Question

The function \[x{e^x}\] is increasing in
\[\left( { - 3,0} \right)\]
\[\left( {0,4} \right)\]
\[x > - 1\]
\[\left( {\dfrac{1}{e},\infty } \right)\]

Answer 1

Hint:
We know that for a function to be increasing its derivative is greater than zero. So we will find the derivative and will check, in which interval it’s positive and in which interval it’s negative.

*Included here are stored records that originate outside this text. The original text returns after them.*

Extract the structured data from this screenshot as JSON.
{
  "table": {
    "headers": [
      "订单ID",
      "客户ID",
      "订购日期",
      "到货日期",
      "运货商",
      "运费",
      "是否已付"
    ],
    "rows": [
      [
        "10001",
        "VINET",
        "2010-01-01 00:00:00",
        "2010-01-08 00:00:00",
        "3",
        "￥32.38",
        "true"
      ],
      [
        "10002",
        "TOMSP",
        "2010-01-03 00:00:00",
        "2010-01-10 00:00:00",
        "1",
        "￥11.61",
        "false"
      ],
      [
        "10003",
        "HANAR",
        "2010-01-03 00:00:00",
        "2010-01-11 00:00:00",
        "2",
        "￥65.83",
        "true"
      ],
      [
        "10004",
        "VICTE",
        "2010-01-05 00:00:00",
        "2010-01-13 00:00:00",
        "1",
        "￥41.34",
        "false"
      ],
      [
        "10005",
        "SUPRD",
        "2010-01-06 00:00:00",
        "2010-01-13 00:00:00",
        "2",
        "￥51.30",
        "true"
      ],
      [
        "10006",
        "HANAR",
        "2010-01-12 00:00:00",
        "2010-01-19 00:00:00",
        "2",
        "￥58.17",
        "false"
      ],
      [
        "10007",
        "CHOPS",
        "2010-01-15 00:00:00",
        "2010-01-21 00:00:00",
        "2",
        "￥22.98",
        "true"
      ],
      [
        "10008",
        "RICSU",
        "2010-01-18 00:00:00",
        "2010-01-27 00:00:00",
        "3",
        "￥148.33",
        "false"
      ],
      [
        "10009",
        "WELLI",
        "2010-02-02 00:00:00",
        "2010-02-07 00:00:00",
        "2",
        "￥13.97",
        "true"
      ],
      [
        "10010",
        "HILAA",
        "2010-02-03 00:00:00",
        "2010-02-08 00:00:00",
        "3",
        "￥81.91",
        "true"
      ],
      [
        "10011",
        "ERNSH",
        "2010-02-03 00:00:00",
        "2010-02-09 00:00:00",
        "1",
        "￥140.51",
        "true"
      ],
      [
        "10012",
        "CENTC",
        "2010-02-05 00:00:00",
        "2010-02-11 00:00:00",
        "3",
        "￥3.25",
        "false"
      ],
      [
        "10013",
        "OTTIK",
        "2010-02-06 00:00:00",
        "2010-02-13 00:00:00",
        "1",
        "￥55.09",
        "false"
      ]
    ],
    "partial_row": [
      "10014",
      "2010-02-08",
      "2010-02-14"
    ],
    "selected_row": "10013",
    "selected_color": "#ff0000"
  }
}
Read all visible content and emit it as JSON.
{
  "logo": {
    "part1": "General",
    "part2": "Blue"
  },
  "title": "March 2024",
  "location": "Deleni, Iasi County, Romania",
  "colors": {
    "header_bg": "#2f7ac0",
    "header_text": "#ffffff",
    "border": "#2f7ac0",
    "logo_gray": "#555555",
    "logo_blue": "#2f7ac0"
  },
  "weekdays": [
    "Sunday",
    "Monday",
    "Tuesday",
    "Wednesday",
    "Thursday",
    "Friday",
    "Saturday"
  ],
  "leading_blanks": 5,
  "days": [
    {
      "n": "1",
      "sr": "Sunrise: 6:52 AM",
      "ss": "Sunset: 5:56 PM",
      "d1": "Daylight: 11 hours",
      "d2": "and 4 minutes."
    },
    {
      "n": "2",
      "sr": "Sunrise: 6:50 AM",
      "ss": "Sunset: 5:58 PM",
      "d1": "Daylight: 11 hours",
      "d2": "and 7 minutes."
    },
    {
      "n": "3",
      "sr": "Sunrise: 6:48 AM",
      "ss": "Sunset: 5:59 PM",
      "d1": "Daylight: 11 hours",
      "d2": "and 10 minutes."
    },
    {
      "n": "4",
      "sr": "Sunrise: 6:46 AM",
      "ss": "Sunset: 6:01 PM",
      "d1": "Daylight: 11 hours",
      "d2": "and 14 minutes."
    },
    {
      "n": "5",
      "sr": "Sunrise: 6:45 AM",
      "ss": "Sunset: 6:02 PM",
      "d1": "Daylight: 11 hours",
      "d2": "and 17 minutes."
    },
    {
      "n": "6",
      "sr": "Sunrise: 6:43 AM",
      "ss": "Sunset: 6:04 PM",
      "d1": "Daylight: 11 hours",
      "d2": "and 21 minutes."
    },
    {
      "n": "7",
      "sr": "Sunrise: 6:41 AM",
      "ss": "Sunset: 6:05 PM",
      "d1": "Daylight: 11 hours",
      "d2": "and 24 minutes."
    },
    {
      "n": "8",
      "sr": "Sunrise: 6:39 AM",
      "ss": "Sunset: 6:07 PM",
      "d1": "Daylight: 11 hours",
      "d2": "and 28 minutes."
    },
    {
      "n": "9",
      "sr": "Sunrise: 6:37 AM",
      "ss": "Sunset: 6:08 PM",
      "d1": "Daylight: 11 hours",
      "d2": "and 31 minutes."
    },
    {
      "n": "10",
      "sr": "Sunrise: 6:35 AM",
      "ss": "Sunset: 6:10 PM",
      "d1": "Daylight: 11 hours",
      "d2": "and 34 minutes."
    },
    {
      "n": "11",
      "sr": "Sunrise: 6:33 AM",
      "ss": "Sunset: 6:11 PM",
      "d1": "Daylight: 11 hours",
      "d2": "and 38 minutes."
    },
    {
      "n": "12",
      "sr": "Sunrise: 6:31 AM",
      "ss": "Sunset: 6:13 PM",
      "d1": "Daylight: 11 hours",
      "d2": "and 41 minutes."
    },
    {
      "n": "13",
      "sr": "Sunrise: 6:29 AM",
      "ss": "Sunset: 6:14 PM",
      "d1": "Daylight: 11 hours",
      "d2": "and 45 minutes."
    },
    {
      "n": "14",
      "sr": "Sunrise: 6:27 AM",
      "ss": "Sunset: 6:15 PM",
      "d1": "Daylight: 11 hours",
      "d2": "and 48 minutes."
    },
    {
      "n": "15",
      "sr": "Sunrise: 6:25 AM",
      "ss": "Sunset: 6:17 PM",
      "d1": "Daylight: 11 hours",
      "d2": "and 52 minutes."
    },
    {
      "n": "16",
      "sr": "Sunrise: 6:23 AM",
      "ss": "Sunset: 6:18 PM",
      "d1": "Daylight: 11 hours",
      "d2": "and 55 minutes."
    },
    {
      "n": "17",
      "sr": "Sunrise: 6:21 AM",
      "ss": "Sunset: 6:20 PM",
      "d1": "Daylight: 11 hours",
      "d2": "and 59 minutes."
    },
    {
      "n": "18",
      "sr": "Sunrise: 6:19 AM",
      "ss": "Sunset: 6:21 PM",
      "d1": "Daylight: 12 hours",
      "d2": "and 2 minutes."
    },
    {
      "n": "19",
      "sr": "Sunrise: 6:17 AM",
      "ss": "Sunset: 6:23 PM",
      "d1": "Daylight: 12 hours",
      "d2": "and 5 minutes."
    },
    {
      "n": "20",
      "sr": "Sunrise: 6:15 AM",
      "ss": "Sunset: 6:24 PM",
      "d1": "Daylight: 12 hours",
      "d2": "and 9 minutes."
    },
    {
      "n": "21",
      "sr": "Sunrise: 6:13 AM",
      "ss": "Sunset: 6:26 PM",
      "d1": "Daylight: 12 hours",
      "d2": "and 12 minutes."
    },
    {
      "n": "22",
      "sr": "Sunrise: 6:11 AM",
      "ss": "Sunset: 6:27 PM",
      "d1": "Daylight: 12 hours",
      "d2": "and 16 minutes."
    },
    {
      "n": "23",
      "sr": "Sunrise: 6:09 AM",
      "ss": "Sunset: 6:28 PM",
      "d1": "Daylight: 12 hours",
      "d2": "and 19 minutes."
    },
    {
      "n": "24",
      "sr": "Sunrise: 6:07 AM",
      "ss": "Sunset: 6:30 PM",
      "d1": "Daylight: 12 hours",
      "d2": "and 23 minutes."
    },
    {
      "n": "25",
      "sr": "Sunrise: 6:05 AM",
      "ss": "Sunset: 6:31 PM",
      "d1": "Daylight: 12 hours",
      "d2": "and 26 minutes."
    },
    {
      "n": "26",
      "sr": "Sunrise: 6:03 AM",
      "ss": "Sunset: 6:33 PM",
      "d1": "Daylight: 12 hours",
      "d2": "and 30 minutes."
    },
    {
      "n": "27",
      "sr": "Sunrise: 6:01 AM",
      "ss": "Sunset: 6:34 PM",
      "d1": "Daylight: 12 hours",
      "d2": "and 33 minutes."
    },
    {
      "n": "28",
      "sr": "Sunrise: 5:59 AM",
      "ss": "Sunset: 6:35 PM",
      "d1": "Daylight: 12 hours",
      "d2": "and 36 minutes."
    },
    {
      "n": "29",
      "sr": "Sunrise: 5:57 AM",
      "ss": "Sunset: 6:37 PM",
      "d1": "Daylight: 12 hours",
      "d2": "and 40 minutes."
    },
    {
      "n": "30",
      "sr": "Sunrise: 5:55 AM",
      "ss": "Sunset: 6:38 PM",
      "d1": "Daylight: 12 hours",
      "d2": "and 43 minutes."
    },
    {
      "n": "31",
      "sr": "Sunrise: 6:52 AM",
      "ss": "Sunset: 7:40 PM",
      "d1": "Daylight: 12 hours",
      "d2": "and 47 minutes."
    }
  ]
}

Complete step by step solution:
Given the function is \[x{e^x}\] .
So
\[f(x) = x{e^x}\]
Taking its derivative with respect to x.
\[ \Rightarrow f'(x) = {e^x}.1 + x.{e^x} > 0\] \[ \to \left( {u.v = vu' + uv'} \right)\]
Taking exponential term common,
\[ \Rightarrow {e^x}\left( {1 + x} \right) > 0\]
\[ \Rightarrow 1 + x > 0\]
\[ \Rightarrow x > - 1\]

Thus option C is correct.

Note:
A function is said to be increasing when its derivative is greater than zero or positive. On the other hand a function is said to be decreasing when its derivative is less than zero or negative. we have used product rule of derivative here that is \[ \to \left( {u.v = vu' + uv'} \right)\]